July 01, 2021 | Supply Chain Software
Delays, shortages, bottlenecks. As supply chains become more complex and globally connected, the chances of disruptions and ripple effects have only grown.
Making supply chains responsive and resilient has thus become an important goal with a strategic focus on advanced software solutions for supply chain management.
For a company to have a responsive supply chain, it must focus on three key elements -- visibility, velocity and variability.
1. Supply chain visibility
It is the ability to view important information throughout the supply chain cycle – be it forward or in reverse.
Increased visibility along the supply chain can help an organization and its partners save costs and time and create value for end customers.
The inventory visibility capabilities in modern supply chain management software provide enterprises geographical view of stocks for multiple entities, including integrated suppliers and manufacturers across sites and locations.
Some examples of stock visibility are inventory in hand, in-quality inspections and goods movements (goods received, issues and stock transfers, etc.) at any point.
The inventory visibility module integrates with other modules like replenishment workbench, sourcing, contracts and procure-to-pay and demand planning to provide a seamless and intuitive user experience.
The modern control tower in this solution vastly improves monitoring, tracking and exception handling through a dashboard and an alert mechanism. This allows the organization to manage exceptions and outliers like missing response, late shipments, safety stock exceptions and missing forecast commitment from suppliers.
The control tower is already configured with the out-of-the-box laundry list of exceptions and alerts across modules. It can also create a situation room for an exception or an alert and add internal or external people to the room and lets the issue be resolved collaboratively.
2. Supply chain velocity
This indicates the relative speed of all transactions within the supply chain.
It desirable to have maximum velocity. This indicates a higher asset turnover for the stakeholders and faster order-to-delivery response for customers. The more rapidly payments are received from customers, the sooner the money can be put to work in the business.
Velocity can be improved by eliminating activities that do not add value, speeding up the flow of demand and cash and reduce the inventory idle time, queue time and wait time.
Increased movement of inventory reduces chances of damage or spoilage and cuts inventory holding costs.
This is made possible through source-to-pay (S2P) and procure-to-pay (P2P) suites that substantially reduce the time spent from sourcing to procuring. This is achieved through features such as digital contract redlining, digital signatures, contract renewals and operationalization of contracts into P2P. This increases the flow of transactions within the supply chain.

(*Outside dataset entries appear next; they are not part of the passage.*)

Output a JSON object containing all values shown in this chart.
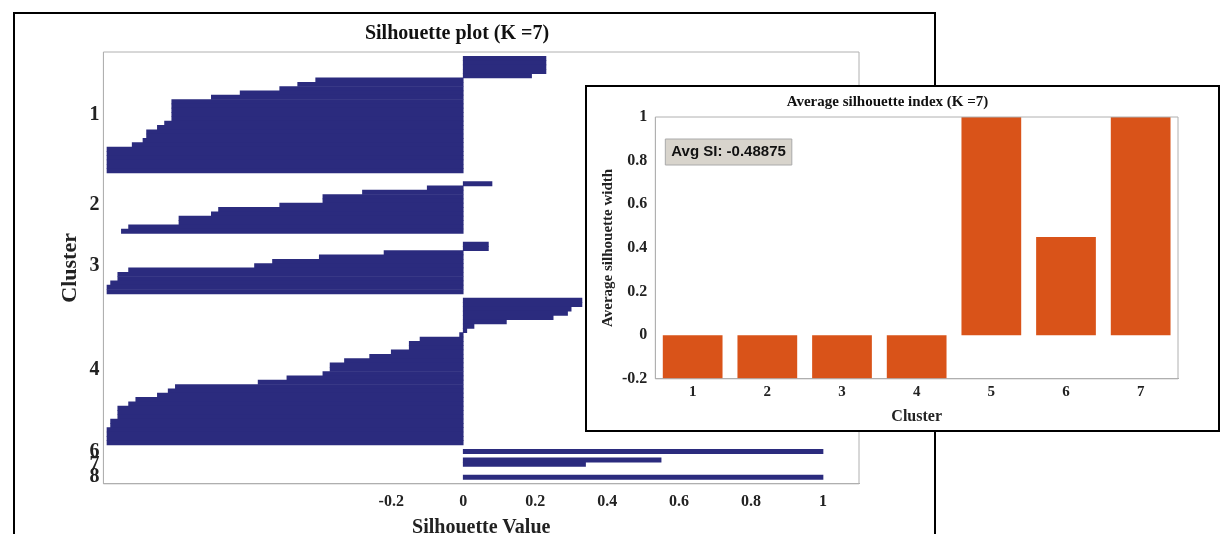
{
  "chart_data": [
    {
      "type": "bar",
      "orientation": "horizontal",
      "title": "Silhouette plot (K =7)",
      "xlabel": "Silhouette Value",
      "ylabel": "Cluster",
      "color": "#2b2b7e",
      "categories": [
        null,
        null,
        null,
        null,
        null,
        null,
        null,
        null,
        null,
        null,
        null,
        null,
        null,
        null,
        "1",
        null,
        null,
        null,
        null,
        null,
        null,
        null,
        null,
        null,
        null,
        null,
        null,
        null,
        null,
        null,
        null,
        null,
        null,
        null,
        null,
        "2",
        null,
        null,
        null,
        null,
        null,
        null,
        null,
        null,
        null,
        null,
        null,
        null,
        null,
        "3",
        null,
        null,
        null,
        null,
        null,
        null,
        null,
        null,
        null,
        null,
        null,
        null,
        null,
        null,
        null,
        null,
        null,
        null,
        null,
        null,
        null,
        null,
        null,
        "4",
        null,
        null,
        null,
        null,
        null,
        null,
        null,
        null,
        null,
        null,
        null,
        null,
        null,
        null,
        null,
        null,
        null,
        null,
        "6",
        null,
        null,
        "7",
        null,
        null,
        "8",
        null
      ],
      "values": [
        null,
        0.23,
        0.23,
        0.23,
        0.23,
        0.19,
        -0.41,
        -0.46,
        -0.51,
        -0.62,
        -0.7,
        -0.81,
        -0.81,
        -0.81,
        -0.81,
        -0.81,
        -0.83,
        -0.85,
        -0.88,
        -0.88,
        -0.89,
        -0.92,
        -0.99,
        -0.99,
        -0.99,
        -0.99,
        -0.99,
        -0.99,
        null,
        null,
        0.08,
        -0.1,
        -0.28,
        -0.39,
        -0.39,
        -0.51,
        -0.68,
        -0.7,
        -0.79,
        -0.79,
        -0.93,
        -0.95,
        null,
        null,
        0.07,
        0.07,
        -0.22,
        -0.4,
        -0.53,
        -0.58,
        -0.93,
        -0.96,
        -0.96,
        -0.98,
        -0.99,
        -0.99,
        null,
        0.33,
        0.33,
        0.3,
        0.29,
        0.25,
        0.12,
        0.03,
        0.01,
        -0.01,
        -0.12,
        -0.15,
        -0.15,
        -0.2,
        -0.26,
        -0.33,
        -0.37,
        -0.37,
        -0.39,
        -0.49,
        -0.57,
        -0.8,
        -0.82,
        -0.85,
        -0.91,
        -0.93,
        -0.96,
        -0.96,
        -0.96,
        -0.98,
        -0.98,
        -0.99,
        -0.99,
        -0.99,
        -0.99,
        null,
        1,
        null,
        0.55,
        0.34,
        null,
        null,
        1,
        null
      ],
      "xlim": [
        -1,
        1.1
      ],
      "xticks": [
        -0.2,
        0,
        0.2,
        0.4,
        0.6,
        0.8,
        1
      ]
    },
    {
      "type": "bar",
      "title": "Average silhouette index (K =7)",
      "xlabel": "Cluster",
      "ylabel": "Average silhouette width",
      "color": "#d95319",
      "categories": [
        "1",
        "2",
        "3",
        "4",
        "5",
        "6",
        "7"
      ],
      "values": [
        -0.2,
        -0.2,
        -0.2,
        -0.2,
        1,
        0.45,
        1
      ],
      "ylim": [
        -0.2,
        1
      ],
      "yticks": [
        -0.2,
        0,
        0.2,
        0.4,
        0.6,
        0.8,
        1
      ],
      "annotations": [
        "Avg SI: -0.48875"
      ]
    }
  ]
}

These solutions are also easily and efficiently integrated and exchanged across multiple systems and platforms. For example, points of sale information can be made available instantaneously across organization for planners, warehouses and manufacturing units.

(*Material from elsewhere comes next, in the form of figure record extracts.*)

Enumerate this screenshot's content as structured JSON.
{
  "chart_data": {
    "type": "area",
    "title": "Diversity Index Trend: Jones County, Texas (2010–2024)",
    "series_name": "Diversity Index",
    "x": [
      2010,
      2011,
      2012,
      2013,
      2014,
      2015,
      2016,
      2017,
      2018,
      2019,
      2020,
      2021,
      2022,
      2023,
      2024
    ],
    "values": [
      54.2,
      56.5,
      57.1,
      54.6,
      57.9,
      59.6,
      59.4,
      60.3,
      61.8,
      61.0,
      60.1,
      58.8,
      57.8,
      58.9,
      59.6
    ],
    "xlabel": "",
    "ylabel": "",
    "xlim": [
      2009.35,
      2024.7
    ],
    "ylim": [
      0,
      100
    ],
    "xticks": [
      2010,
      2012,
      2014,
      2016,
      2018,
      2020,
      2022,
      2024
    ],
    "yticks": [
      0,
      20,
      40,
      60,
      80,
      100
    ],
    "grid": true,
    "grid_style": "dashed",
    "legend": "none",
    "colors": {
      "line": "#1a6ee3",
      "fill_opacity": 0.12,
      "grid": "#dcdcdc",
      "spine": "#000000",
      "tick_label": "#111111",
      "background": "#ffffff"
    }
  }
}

Follow-on actions include scheduling shipments from warehouse to replenish the retailers' shelves and manufacturing units planning to meet the demand.
Simultaneously, suppliers get purchase orders schedules as per production plans. These are executed automatically via the inbuild integration framework, enhancing the velocity of each transaction.
3. Supply chain variability
Variability is a natural tendency of activities to fluctuate above and below an average value. In supply chain, it is paramount to reduce variability in both supply and demand as much as possible since this can create ripple effects.
Demand variability: The traditional offset against demand variability is a safety stock. Greater visibility along the supply chain results in greater velocity and eventually supply chain managers can better manage demand variability and reduce the amount of safety stock. Supply chain planning solutions today have AI-based optimum safety stock calculation algorithms that can be configured to suit customer expectations.
Supplier variability: This can be better managed by improving collaboration and information sharing with suppliers. Through a single portal, suppliers can collaborate from the first step of forecast collaboration till the payment is done.
For example, a supplier can respond to forecast commits, changes in forecast, acknowledge purchase orders, create advance shipping notice and share stock information.
Conclusion
Managing these “3Vs” (visibility, velocity and variability) throughout the supply chain positively impacts cost, time and elevates value for the customer. The benefits of streamlined operations are felt across functions.